Rwanda – Paul Kagame à Paris : La visite du président rwandais fait grincer des dents

 La première visite en France du dirigeant rwandais depuis le génocide de 1994 suscite des remous dans la classe politique et chez les militaires.
Le président rwandais Paul Kagame arrive dimanche 11 septembre  à Paris, où il doit rencontrer la diaspora rwandaise, avant de s’entretenir lundi avec son homologue Nicolas Sarkozy. Il s’agit de sa première visite officielle en France depuis le génocide de 1994.

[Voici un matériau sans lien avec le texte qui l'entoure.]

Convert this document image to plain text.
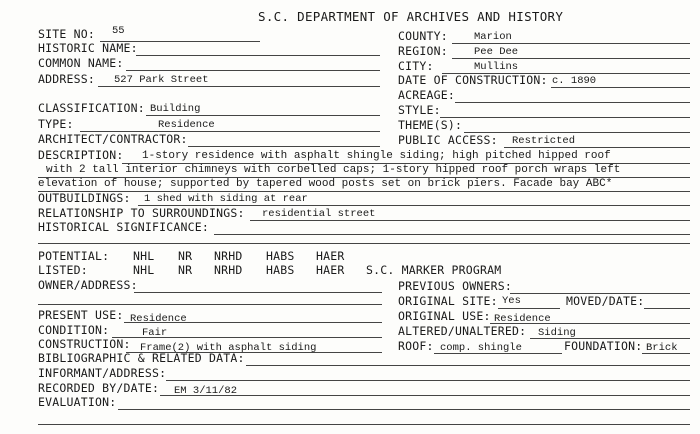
S.C. DEPARTMENT OF ARCHIVES AND HISTORY
SITE NO: 55
HISTORIC NAME:
COMMON NAME:
ADDRESS: 527 Park Street
CLASSIFICATION: Building
TYPE:	Residence
ARCHITECT/CONTRACTOR:
COUNTY: Marion
REGION: Pee Dee
CITY:	Mullins
DATE OF CONSTRUCTION: c. 1890
ACREAGE:
STYLE:
THEME(S):
PUBLIC ACCESS: Restricted
DESCRIPTION: 1-story residence with asphalt shingle siding; high pitched hipped roof
with 2 tall interior chimneys with corbelled caps; 1-story hipped roof porch wraps left
elevation of house; supported by tapered wood posts set on brick piers. Facade bay ABC*
OUTBUILDINGS: 1 shed with siding at rear
RELATIONSHIP TO SURROUNDINGS: residential street
HISTORICAL SIGNIFICANCE:
POTENTIAL: NHL NR NRHD HABS HAER
LISTED:	NHL NR NRHD HABS HAER S.C. MARKER PROGRAM
OWNER/ADDRESS:	PREVIOUS OWNERS:
ORIGINAL SITE: Yes	MOVED/DATE:
PRESENT USE: Residence	ORIGINAL USE: Residence
CONDITION:	Fair	ALTERED/UNALTERED: Siding
CONSTRUCTION: Frame(2) with asphalt siding	ROOF: comp. shingle	FOUNDATION: Brick
BIBLIOGRAPHIC & RELATED DATA:
INFORMANT/ADDRESS:
RECORDED BY/DATE: EM 3/11/82
EVALUATION:
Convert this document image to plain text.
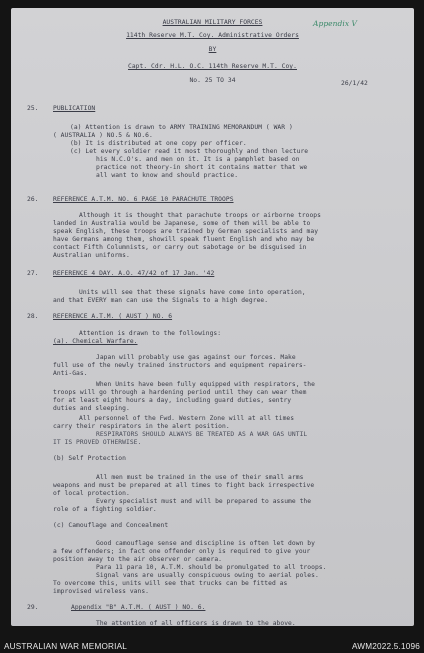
Appendix V
AUSTRALIAN MILITARY FORCES
114th Reserve M.T. Coy. Administrative Orders
BY
Capt. Cdr. H.L. O.C. 114th Reserve M.T. Coy.
No. 25 TO 34	26/1/42
25. PUBLICATION
(a) Attention is drawn to ARMY TRAINING MEMORANDUM ( WAR )
( AUSTRALIA ) NO.5 & NO.6.
(b) It is distributed at one copy per officer.
(c) Let every soldier read it most thoroughly and then lecture
his N.C.O's. and men on it. It is a pamphlet based on
practice not theory-in short it contains matter that we
all want to know and should practice.
26. REFERENCE A.T.M. NO. 6 PAGE 10 PARACHUTE TROOPS
Although it is thought that parachute troops or airborne troops
landed in Australia would be Japanese, some of them will be able to
speak English, these troops are trained by German specialists and may
have Germans among them, showill speak fluent English and who may be
contact Fifth Columnists, or carry out sabotage or be disguised in
Australian uniforms.
27. REFERENCE 4 DAY. A.O. 47/42 of 17 Jan. '42
Units will see that these signals have come into operation,
and that EVERY man can use the Signals to a high degree.
28. REFERENCE A.T.M. ( AUST ) NO. 6
Attention is drawn to the followings:
(a). Chemical Warfare.
Japan will probably use gas against our forces. Make
full use of the newly trained instructors and equipment repairers-
Anti-Gas.
When Units have been fully equipped with respirators, the
troops will go through a hardening period until they can wear them
for at least eight hours a day, including guard duties, sentry
duties and sleeping.
All personnel of the Fwd. Western Zone will at all times
carry their respirators in the alert position.
RESPIRATORS SHOULD ALWAYS BE TREATED AS A WAR GAS UNTIL
IT IS PROVED OTHERWISE.
(b) Self Protection
All men must be trained in the use of their small arms
weapons and must be prepared at all times to fight back irrespective
of local protection.
Every specialist must and will be prepared to assume the
role of a fighting soldier.
(c) Camouflage and Concealment
Good camouflage sense and discipline is often let down by
a few offenders; in fact one offender only is required to give your
position away to the air observer or camera.
Para 11 para 10, A.T.M. should be promulgated to all troops.
Signal vans are usually conspicuous owing to aerial poles.
To overcome this, units will see that trucks can be fitted as
improvised wireless vans.
29.	Appendix "B" A.T.M. ( AUST ) NO. 6.
The attention of all officers is drawn to the above.
AUSTRALIAN WAR MEMORIAL	AWM2022.5.1096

Cette visite, qui apparaît comme le dernier acte d’une réconciliation amorcée en 2009 entre les deux Etats, a suscité des remous dans la classe politique et chez les militaires français, toujours accusés par Kigali d’être impliqués dans les massacres de Tutsi il y a 17 ans.
Paris comme Kigali ont affiché leur désir de rebâtir une relation abîmée, mettant en avant la relance de partenariats économiques. « On sait bien que cette visite ne fait pas plaisir à un certain nombre de personnes, mais le président a décidé de tourner la page des relations douloureuses de la France avec le Rwanda », souligne-t-on dans l’entourage de Nicolas Sarkozy.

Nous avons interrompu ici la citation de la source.